Former NSC official denies claims that Trump administration cut pandemic response office

A former National Security Council official shot down claims that the Trump administration cut the White House pandemic response office.

In an op-ed published in the Washington Post on Monday, the former senior director for counterproliferation and biodefense at the NSC, Tim Morrison, objected to an argument made by another former NSC director, Beth Cameron. Cameron asserted that the president unnecessarily closed the office under her watch, but Morrison said the claim is merely a political narrative crafted by Democrats.

“This is Washington. It’s an election year. Officials out of power want back into power after November. But the middle of a worldwide health emergency is not the time to be making tendentious accusations,” Morrison wrote.
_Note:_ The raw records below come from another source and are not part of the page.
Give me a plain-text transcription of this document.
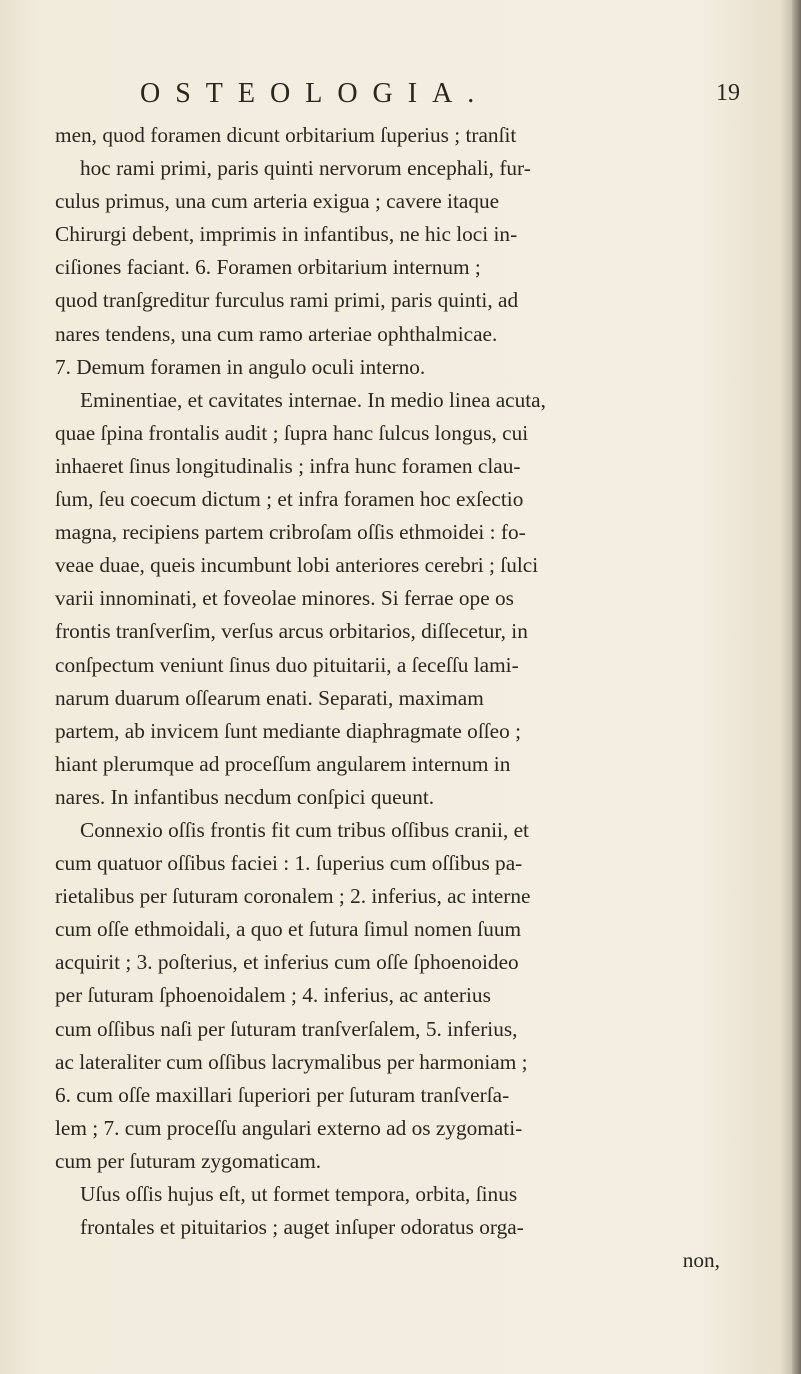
OSTEOLOGIA.	19
men, quod foramen dicunt orbitarium ſuperius ; tranſit
hoc rami primi, paris quinti nervorum encephali, fur-
culus primus, una cum arteria exigua ; cavere itaque
Chirurgi debent, imprimis in infantibus, ne hic loci in-
ciſiones faciant. 6. Foramen orbitarium internum ;
quod tranſgreditur furculus rami primi, paris quinti, ad
nares tendens, una cum ramo arteriae ophthalmicae.
7. Demum foramen in angulo oculi interno.
Eminentiae, et cavitates internae. In medio linea acuta,
quae ſpina frontalis audit ; ſupra hanc ſulcus longus, cui
inhaeret ſinus longitudinalis ; infra hunc foramen clau-
ſum, ſeu coecum dictum ; et infra foramen hoc exſectio
magna, recipiens partem cribroſam oſſis ethmoidei : fo-
veae duae, queis incumbunt lobi anteriores cerebri ; ſulci
varii innominati, et foveolae minores. Si ferrae ope os
frontis tranſverſim, verſus arcus orbitarios, diſſecetur, in
conſpectum veniunt ſinus duo pituitarii, a ſeceſſu lami-
narum duarum oſſearum enati. Separati, maximam
partem, ab invicem ſunt mediante diaphragmate oſſeo ;
hiant plerumque ad proceſſum angularem internum in
nares. In infantibus necdum conſpici queunt.
Connexio oſſis frontis fit cum tribus oſſibus cranii, et
cum quatuor oſſibus faciei : 1. ſuperius cum oſſibus pa-
rietalibus per ſuturam coronalem ; 2. inferius, ac interne
cum oſſe ethmoidali, a quo et ſutura ſimul nomen ſuum
acquirit ; 3. poſterius, et inferius cum oſſe ſphoenoideo
per ſuturam ſphoenoidalem ; 4. inferius, ac anterius
cum oſſibus naſi per ſuturam tranſverſalem, 5. inferius,
ac lateraliter cum oſſibus lacrymalibus per harmoniam ;
6. cum oſſe maxillari ſuperiori per ſuturam tranſverſa-
lem ; 7. cum proceſſu angulari externo ad os zygomati-
cum per ſuturam zygomaticam.
Uſus oſſis hujus eſt, ut formet tempora, orbita, ſinus
frontales et pituitarios ; auget inſuper odoratus orga-
non,
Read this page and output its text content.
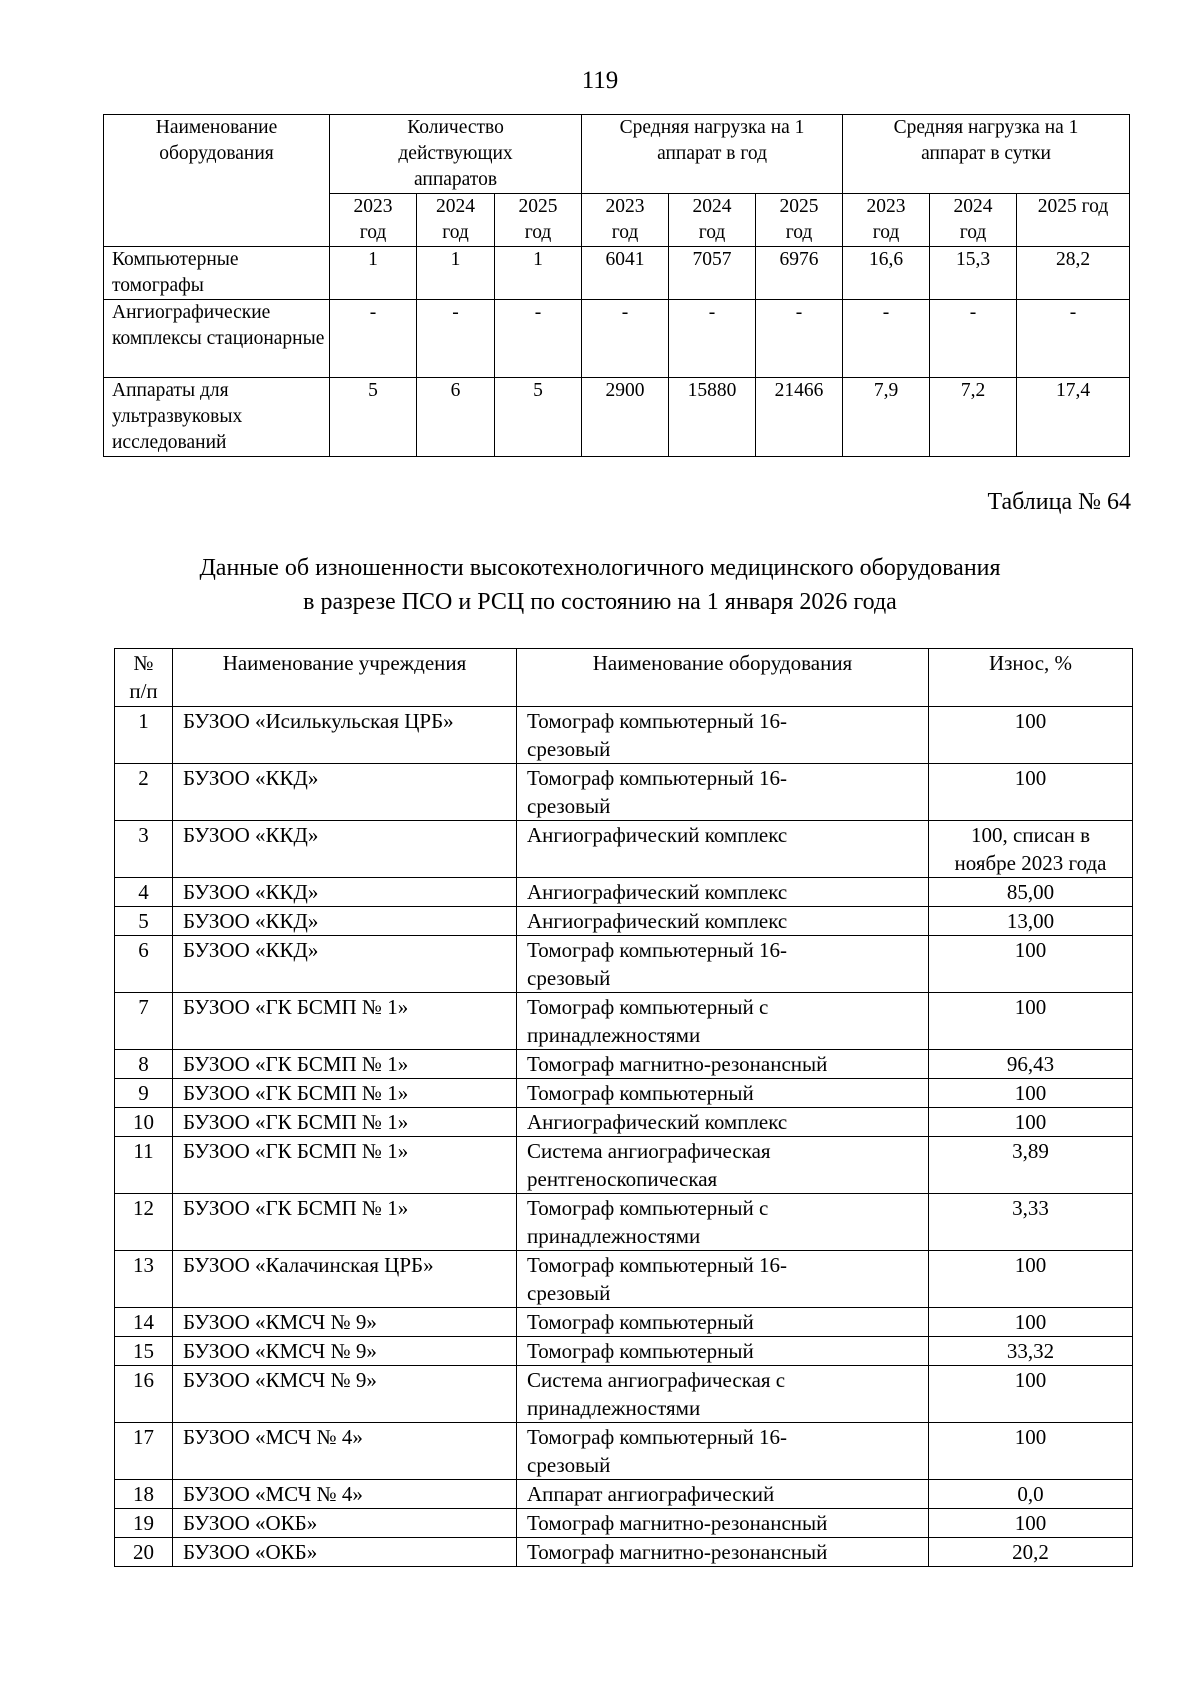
119
Наименование оборудования	Количество действующих аппаратов			Средняя нагрузка на 1 аппарат в год			Средняя нагрузка на 1 аппарат в сутки		
	2023 год	2024 год	2025 год	2023 год	2024 год	2025 год	2023 год	2024 год	2025 год
Компьютерные томографы	1	1	1	6041	7057	6976	16,6	15,3	28,2
Ангиографические комплексы стационарные	-	-	-	-	-	-	-	-	-
Аппараты для ультразвуковых исследований	5	6	5	2900	15880	21466	7,9	7,2	17,4
Таблица № 64
Данные об изношенности высокотехнологичного медицинского оборудования
в разрезе ПСО и РСЦ по состоянию на 1 января 2026 года
№ п/п	Наименование учреждения	Наименование оборудования	Износ, %
1	БУЗОО «Исилькульская ЦРБ»	Томограф компьютерный 16-срезовый	100
2	БУЗОО «ККД»	Томограф компьютерный 16-срезовый	100
3	БУЗОО «ККД»	Ангиографический комплекс	100, списан в ноябре 2023 года
4	БУЗОО «ККД»	Ангиографический комплекс	85,00
5	БУЗОО «ККД»	Ангиографический комплекс	13,00
6	БУЗОО «ККД»	Томограф компьютерный 16-срезовый	100
7	БУЗОО «ГК БСМП № 1»	Томограф компьютерный с принадлежностями	100
8	БУЗОО «ГК БСМП № 1»	Томограф магнитно-резонансный	96,43
9	БУЗОО «ГК БСМП № 1»	Томограф компьютерный	100
10	БУЗОО «ГК БСМП № 1»	Ангиографический комплекс	100
11	БУЗОО «ГК БСМП № 1»	Система ангиографическая рентгеноскопическая	3,89
12	БУЗОО «ГК БСМП № 1»	Томограф компьютерный с принадлежностями	3,33
13	БУЗОО «Калачинская ЦРБ»	Томограф компьютерный 16-срезовый	100
14	БУЗОО «КМСЧ № 9»	Томограф компьютерный	100
15	БУЗОО «КМСЧ № 9»	Томограф компьютерный	33,32
16	БУЗОО «КМСЧ № 9»	Система ангиографическая с принадлежностями	100
17	БУЗОО «МСЧ № 4»	Томограф компьютерный 16-срезовый	100
18	БУЗОО «МСЧ № 4»	Аппарат ангиографический	0,0
19	БУЗОО «ОКБ»	Томограф магнитно-резонансный	100
20	БУЗОО «ОКБ»	Томограф магнитно-резонансный	20,2
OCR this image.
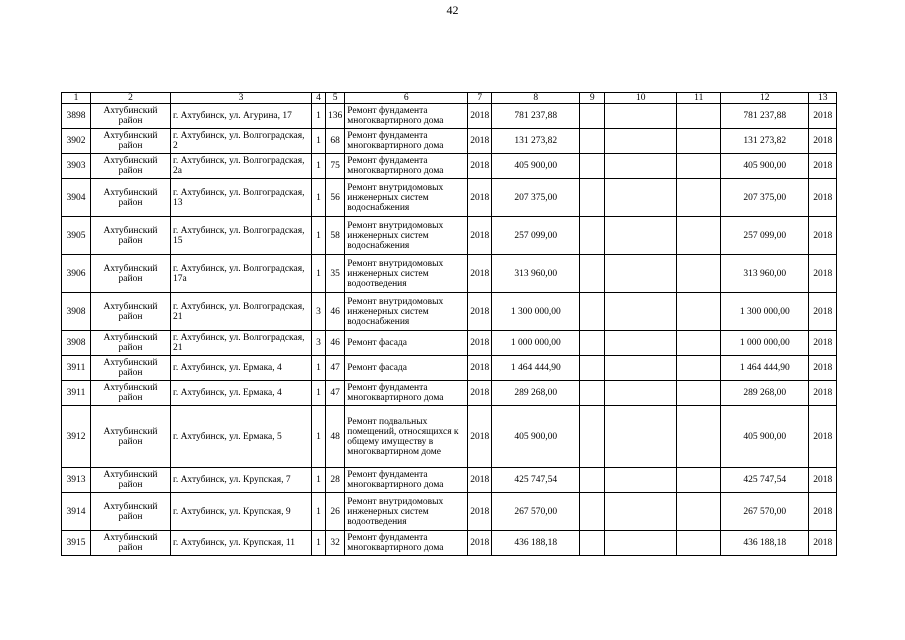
42
1	2	3	4	5	6	7	8	9	10	11	12	13
3898	Ахтубинский район	г. Ахтубинск, ул. Агурина, 17	1	136	Ремонт фундамента многоквартирного дома	2018	781 237,88				781 237,88	2018
3902	Ахтубинский район	г. Ахтубинск, ул. Волгоградская, 2	1	68	Ремонт фундамента многоквартирного дома	2018	131 273,82				131 273,82	2018
3903	Ахтубинский район	г. Ахтубинск, ул. Волгоградская, 2а	1	75	Ремонт фундамента многоквартирного дома	2018	405 900,00				405 900,00	2018
3904	Ахтубинский район	г. Ахтубинск, ул. Волгоградская, 13	1	56	Ремонт внутридомовых инженерных систем водоснабжения	2018	207 375,00				207 375,00	2018
3905	Ахтубинский район	г. Ахтубинск, ул. Волгоградская, 15	1	58	Ремонт внутридомовых инженерных систем водоснабжения	2018	257 099,00				257 099,00	2018
3906	Ахтубинский район	г. Ахтубинск, ул. Волгоградская, 17а	1	35	Ремонт внутридомовых инженерных систем водоотведения	2018	313 960,00				313 960,00	2018
3908	Ахтубинский район	г. Ахтубинск, ул. Волгоградская, 21	3	46	Ремонт внутридомовых инженерных систем водоснабжения	2018	1 300 000,00				1 300 000,00	2018
3908	Ахтубинский район	г. Ахтубинск, ул. Волгоградская, 21	3	46	Ремонт фасада	2018	1 000 000,00				1 000 000,00	2018
3911	Ахтубинский район	г. Ахтубинск, ул. Ермака, 4	1	47	Ремонт фасада	2018	1 464 444,90				1 464 444,90	2018
3911	Ахтубинский район	г. Ахтубинск, ул. Ермака, 4	1	47	Ремонт фундамента многоквартирного дома	2018	289 268,00				289 268,00	2018
3912	Ахтубинский район	г. Ахтубинск, ул. Ермака, 5	1	48	Ремонт подвальных помещений, относящихся к общему имуществу в многоквартирном доме	2018	405 900,00				405 900,00	2018
3913	Ахтубинский район	г. Ахтубинск, ул. Крупская, 7	1	28	Ремонт фундамента многоквартирного дома	2018	425 747,54				425 747,54	2018
3914	Ахтубинский район	г. Ахтубинск, ул. Крупская, 9	1	26	Ремонт внутридомовых инженерных систем водоотведения	2018	267 570,00				267 570,00	2018
3915	Ахтубинский район	г. Ахтубинск, ул. Крупская, 11	1	32	Ремонт фундамента многоквартирного дома	2018	436 188,18				436 188,18	2018
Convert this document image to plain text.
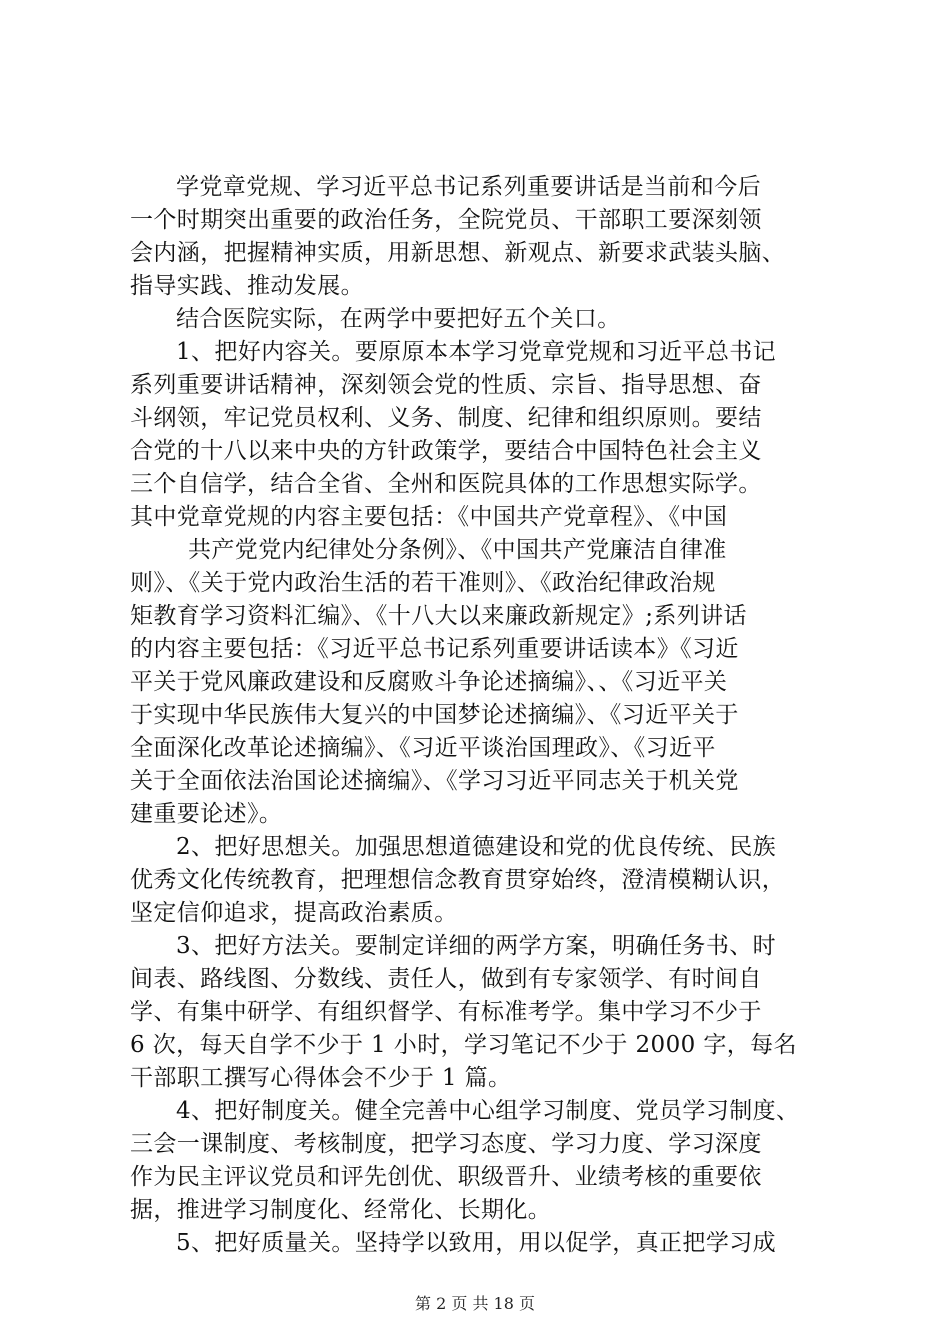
学党章党规、学习近平总书记系列重要讲话是当前和今后
一个时期突出重要的政治任务，全院党员、干部职工要深刻领
会内涵，把握精神实质，用新思想、新观点、新要求武装头脑、
指导实践、推动发展。
结合医院实际，在两学中要把好五个关口。
1、把好内容关。要原原本本学习党章党规和习近平总书记
系列重要讲话精神，深刻领会党的性质、宗旨、指导思想、奋
斗纲领，牢记党员权利、义务、制度、纪律和组织原则。要结
合党的十八以来中央的方针政策学，要结合中国特色社会主义
三个自信学，结合全省、全州和医院具体的工作思想实际学。
其中党章党规的内容主要包括：《中国共产党章程》、《中国
共产党党内纪律处分条例》、《中国共产党廉洁自律准
则》、《关于党内政治生活的若干准则》、《政治纪律政治规
矩教育学习资料汇编》、《十八大以来廉政新规定》;系列讲话
的内容主要包括：《习近平总书记系列重要讲话读本》《习近
平关于党风廉政建设和反腐败斗争论述摘编》、、《习近平关
于实现中华民族伟大复兴的中国梦论述摘编》、《习近平关于
全面深化改革论述摘编》、《习近平谈治国理政》、《习近平
关于全面依法治国论述摘编》、《学习习近平同志关于机关党
建重要论述》。
2、把好思想关。加强思想道德建设和党的优良传统、民族
优秀文化传统教育，把理想信念教育贯穿始终，澄清模糊认识，
坚定信仰追求，提高政治素质。
3、把好方法关。要制定详细的两学方案，明确任务书、时
间表、路线图、分数线、责任人，做到有专家领学、有时间自
学、有集中研学、有组织督学、有标准考学。集中学习不少于
6 次，每天自学不少于 1 小时，学习笔记不少于 2000 字，每名
干部职工撰写心得体会不少于 1 篇。
4、把好制度关。健全完善中心组学习制度、党员学习制度、
三会一课制度、考核制度，把学习态度、学习力度、学习深度
作为民主评议党员和评先创优、职级晋升、业绩考核的重要依
据，推进学习制度化、经常化、长期化。
5、把好质量关。坚持学以致用，用以促学，真正把学习成
第 2 页 共 18 页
“It is true that the Trump administration has seen fit to shrink the NSC staff. But the bloat that occurred under the previous administration clearly needed a correction,” he continued.

Morrison explained that “one such move at the NSC was to create the counterproliferation and biodefense directorate, which was the result of consolidating three directorates into one, given the obvious overlap between arms control and nonproliferation, weapons of mass destruction terrorism, and global health and biodefense.”

He added, “It is this reorganization that critics have misconstrued or intentionally misrepresented. If anything, the combined directorate was stronger because related expertise could be commingled.”

Morrison, who testified during the House’s impeachment hearings last year, later argued that the United States should combat the political narrative promulgated by Democrats, saying he feels it stems from propaganda disseminated from China.

“They are not only campaigning against the use of the term ‘Wuhan virus‘ (a more geographically accurate description than ‘Spanish flu’ ever was about the 1918 pandemic) but now also promoting the false claim that COVID-19 was created by the U.S. Army. Public health officials have pinpointed a wild-animal market in Wuhan as the outbreak’s origin,” he said.

The former official’s denial follows the Centers for Disease Control and Prevention objection to other claims made by congressional Democrats. Democratic Sens. Chuck Schumer and Chris Murphy have claimed that the Trump administration slashed funding for the CDC pandemic programs. However, the agency told an independent, nonprofit fact-checker that such claims were untrue because Congress later provided additional funding for global health programs.

“CDC did not have to cut back its work from 49 to 10 countries,” said Maureen Bartee, CDC’s associate director for Global Health Security. “In the FY18-FY20 annual appropriations, CDC received base appropriations for global health security from Congress. This was used to continue the essential public health capacity development in the four core areas that was started in 2014 with the one-time supplemental funds.”

“With this regional approach, CDC intends to implement a sustainable, long-term overseas operational structure, expand the reach of its technical assistance and programs, and strengthen disease outbreak response,” she said. “All told, CDC is currently working in more than 60 countries.”